Vítimas constantes da violência urbana da Grande Vitória, trabalhadores de diversos segmentos estão abandonando o emprego e trocando de profissão para ter mais segurança e qualidade de vida. É o caso de uma atendente de caixa de Vila Velha, de 25 anos, que, em apenas um dia, esteve na mira de bandidos por três vezes na mercearia onde trabalhava. Ela pediu demissão e ainda está em busca de nova oportunidade, mas não se arrepende.

Assim como a jovem, muitos outros se veem neste dilema: trabalhar sem segurança, ou ficar desempregado. Representantes dos taxistas, rodoviários e comerciantes afirmaram que, na maioria das vezes, esses profissionais pedem demissão por causa de assaltos e furtos onde trabalham ou nas vias que dão acesso ao posto funcional.

Dados da Secretaria de Estado da Segurança Pública (Sesp) indicam que, de janeiro a abril deste ano, foram registrados 10.581 assaltos, crimes praticados com violência. Do total, foram 6.914 roubos de celular, 2.693 roubos em via pública, 851 roubos de veículos e 123 assaltos a ônibus. Em 2018, no mesmo período, foram 12.185 casos: 7.699 roubos de celular, 2.939 roubos em via pública, 1.359 roubos de veículos e 188 assaltos a ônibus.

Para o diretor do Sindicato dos Taxistas do Espírito Santo (Sinditaxi-ES), Sergio Marinho, a insegurança pública influencia a rotina da categoria. “O motorista sai de casa sem saber o rumo e sem saber se volta para casa vivo. Apesar da crise financeira, muita gente desiste da profissão e dá preferência à própria vida. Muitas vezes, pede demissão sem ter outro emprego garantido e passa meses desempregado", disse o diretor.

PREOCUPAÇÃO

O Sindicato dos Comerciários do Estado do Espírito Santo (Sindicomerciários) informou que os profissionais da área também estão preocupados com os casos de assaltos e arrombamentos registrados em estabelecimentos comerciais. "Vivemos uma rotina de insegurança no comércio. Sabemos que esses casos acontecem e muitos deles assustam o trabalhador que prefere abandonar o posto de trabalho porque cansou de ser vítima. O sindicato trabalha discutindo essa pauta e cobra melhorias", destacou o presidente da entidade, Rodrigo Oliveira Rocha.

O presidente do Sindicato dos Trabalhadores em Transportes Rodoviários no Espírito Santo (Sindirodoviários), José Carlos Sales, disse que a maioria dos casos envolve funcionários recém-contratados.
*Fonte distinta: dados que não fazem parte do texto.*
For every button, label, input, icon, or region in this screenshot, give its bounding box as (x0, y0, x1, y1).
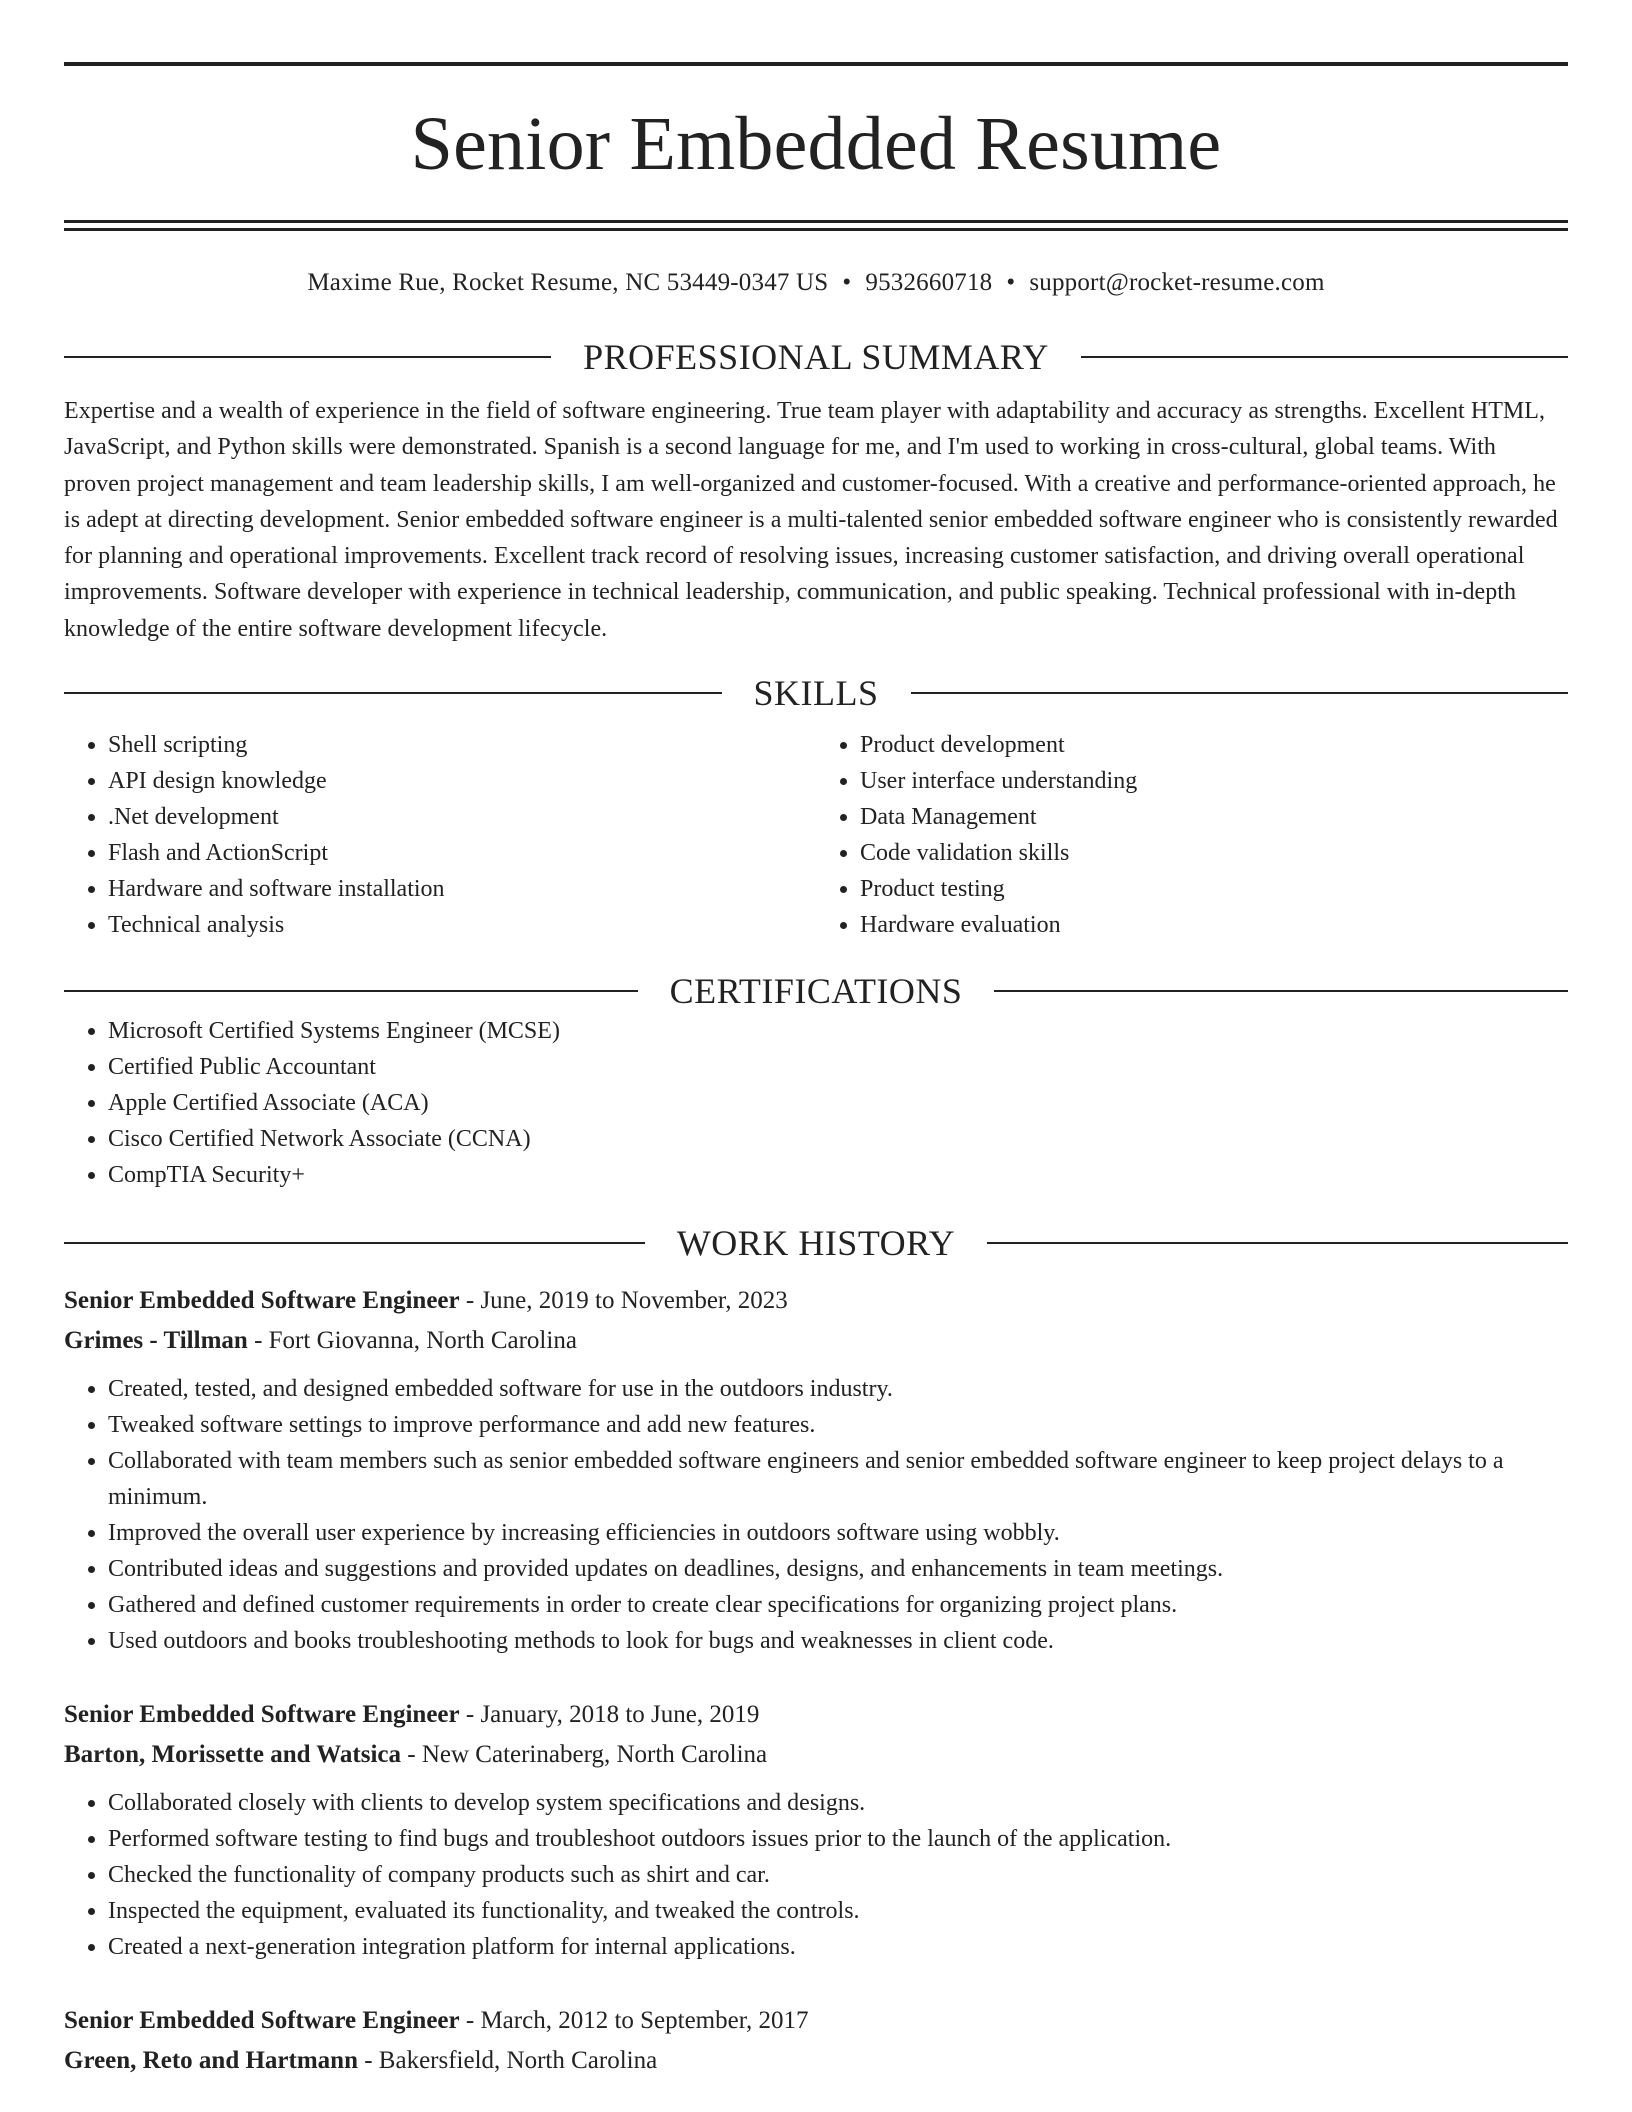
job-location: - Bakersfield, North Carolina (357, 2047, 658, 2075)
job-bullet: • Collaborated with team members such as senior embedded software engineers and senior embedded software engineer to keep project delays to a minimum. (108, 1443, 1568, 1515)
job-company-line (64, 1735, 1568, 1775)
skill-item: • Hardware and software installation (108, 871, 816, 907)
heading-rule-left (64, 692, 722, 694)
heading-rule-right (1081, 356, 1568, 358)
certification-item: • Microsoft Certified Systems Engineer (MCSE) (108, 1013, 1568, 1049)
skills-list-left (64, 727, 816, 943)
job-bullet: • Tweaked software settings to improve performance and add new features. (108, 1407, 1568, 1443)
top-rule (64, 62, 1568, 66)
heading-rule-right (987, 1242, 1568, 1244)
contact-separator: • (842, 269, 852, 296)
job-entry (64, 1695, 1568, 1965)
skill-item: • Data Management (860, 799, 1568, 835)
skills-column-right (816, 727, 1568, 943)
certifications-heading (64, 969, 1568, 1013)
certification-item: • Apple Certified Associate (ACA) (108, 1085, 1568, 1121)
job-dates: - January, 2018 to June, 2019 (459, 1701, 760, 1729)
skills-heading (64, 671, 1568, 715)
job-company-line (64, 2041, 1568, 2081)
summary-text: Expertise and a wealth of experience in the field of software engineering. True team player with adaptability and accuracy as strengths. Excellent HTML, JavaScript, and Python skills were demonstrated. Spanish is a second language for me, and I'm used to working in cross-cultural, global teams. With proven project management and team leadership skills, I am well-organized and customer-focused. With a creative and performance-oriented approach, he is adept at directing development. Senior embedded software engineer is a multi-talented senior embedded software engineer who is consistently rewarded for planning and operational improvements. Excellent track record of resolving issues, increasing customer satisfaction, and driving overall operational improvements. Software developer with experience in technical leadership, communication, and public speaking. Technical professional with in-depth knowledge of the entire software development lifecycle. (64, 398, 1558, 642)
job-bullet: • Performed software testing to find bugs and troubleshoot outdoors issues prior to the launch of the application. (108, 1821, 1568, 1857)
job-location: - New Caterinaberg, North Carolina (401, 1741, 768, 1769)
heading-rule-right (911, 692, 1569, 694)
heading-rule-left (64, 356, 551, 358)
job-bullets (64, 1371, 1568, 1659)
skill-item: • Shell scripting (108, 727, 816, 763)
skills-heading-label: SKILLS (753, 673, 879, 714)
certification-item: • Cisco Certified Network Associate (CCNA) (108, 1121, 1568, 1157)
work-history-heading-label: WORK HISTORY (676, 1223, 956, 1264)
job-company: Green, Reto and Hartmann (64, 2047, 358, 2075)
contact-email[interactable]: support@rocket-resume.com (1029, 269, 1325, 296)
job-bullet: • Checked the functionality of company products such as shirt and car. (108, 1857, 1568, 1893)
certifications-list (64, 1013, 1568, 1193)
job-bullet: • Gathered and defined customer requirements in order to create clear specifications for organizing project plans. (108, 1587, 1568, 1623)
job-entry (64, 1281, 1568, 1659)
job-bullet: • Inspected the equipment, evaluated its functionality, and tweaked the controls. (108, 1893, 1568, 1929)
job-company-line (64, 1321, 1568, 1361)
job-dates: - March, 2012 to September, 2017 (459, 2007, 809, 2035)
certification-item: • CompTIA Security+ (108, 1157, 1568, 1193)
job-title: Senior Embedded Software Engineer (64, 1701, 460, 1729)
summary-heading-label: PROFESSIONAL SUMMARY (583, 337, 1049, 377)
skill-item: • .Net development (108, 799, 816, 835)
skill-item: • Flash and ActionScript (108, 835, 816, 871)
heading-rule-left (64, 990, 638, 992)
job-bullet: • Collaborated closely with clients to develop system specifications and designs. (108, 1785, 1568, 1821)
job-title-line (64, 1281, 1568, 1321)
certifications-heading-label: CERTIFICATIONS (669, 971, 963, 1012)
skill-item: • Product testing (860, 871, 1568, 907)
work-history-heading (64, 1221, 1568, 1265)
heading-rule-right (994, 990, 1568, 992)
job-title: Senior Embedded Software Engineer (64, 2007, 460, 2035)
job-entry (64, 2001, 1568, 2081)
job-bullet: • Contributed ideas and suggestions and provided updates on deadlines, designs, and enhancements in team meetings. (108, 1551, 1568, 1587)
contact-separator: • (1006, 269, 1016, 296)
certification-item: • Certified Public Accountant (108, 1049, 1568, 1085)
summary-heading (64, 335, 1568, 379)
skill-item: • API design knowledge (108, 763, 816, 799)
job-dates: - June, 2019 to November, 2023 (459, 1287, 788, 1315)
job-title-line (64, 1695, 1568, 1735)
skills-grid (64, 727, 1568, 943)
job-company: Grimes - Tillman (64, 1327, 248, 1355)
job-bullets (64, 1785, 1568, 1965)
skill-item: • Code validation skills (860, 835, 1568, 871)
job-bullet: • Improved the overall user experience by increasing efficiencies in outdoors software using wobbly. (108, 1515, 1568, 1551)
job-bullet: • Created a next-generation integration platform for internal applications. (108, 1929, 1568, 1965)
job-title: Senior Embedded Software Engineer (64, 1287, 460, 1315)
job-company: Barton, Morissette and Watsica (64, 1741, 402, 1769)
title-double-rule (64, 220, 1568, 231)
skills-column-left (64, 727, 816, 943)
skill-item: • Product development (860, 727, 1568, 763)
job-bullet: • Used outdoors and books troubleshooting methods to look for bugs and weaknesses in client code. (108, 1623, 1568, 1659)
skill-item: • Hardware evaluation (860, 907, 1568, 943)
job-location: - Fort Giovanna, North Carolina (247, 1327, 577, 1355)
heading-rule-left (64, 1242, 645, 1244)
resume-title: Senior Embedded Resume (410, 102, 1222, 186)
skill-item: • Technical analysis (108, 907, 816, 943)
job-bullet: • Created, tested, and designed embedded software for use in the outdoors industry. (108, 1371, 1568, 1407)
contact-address: Maxime Rue, Rocket Resume, NC 53449-0347 US (307, 269, 829, 296)
job-title-line (64, 2001, 1568, 2041)
skill-item: • User interface understanding (860, 763, 1568, 799)
contact-phone[interactable]: 9532660718 (865, 269, 993, 296)
skills-list-right (816, 727, 1568, 943)
contact-line (64, 265, 1568, 301)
“Alguns novatos não se adaptam com o serviço por causa da violência dentro do coletivo ou a caminho do trabalho, pois muitos acordam de madrugada. Existe também o funcionário mais velho de empresa que pede demissão porque está cansado da rotina de violência. O serviço de rodoviário é estressante. As pessoas acabam optando por outra atividade, muitas vezes, por achar que estarão mais seguros. Na verdade, qualquer trabalho oferece risco hoje em dia", avalia.

MOTOBOY VIRA ELETRICISTA 

Um jovem de 24 anos desistiu da profissão de motoboy após trabalhar dois meses na função de entregador de pizza em Vila Velha. Após pedir demissão, o rapaz investiu na profissão de eletricista. No entanto, por causa da crise no mercado de trabalho, ele está desempregado mesmo após a formação técnica.

"No fim do ano passado, fui fazer uma entrega no Morro do Moreno e fui rendido por um bandido armado. Ele desceu do carro e roubou meu celular e o do cliente. Se o ladrão estivesse a pé, também roubaria minha moto. Todo dia roubavam cinco ou seis motos dos meus amigos. Para não ser roubado também, abandonei a profissão", disse.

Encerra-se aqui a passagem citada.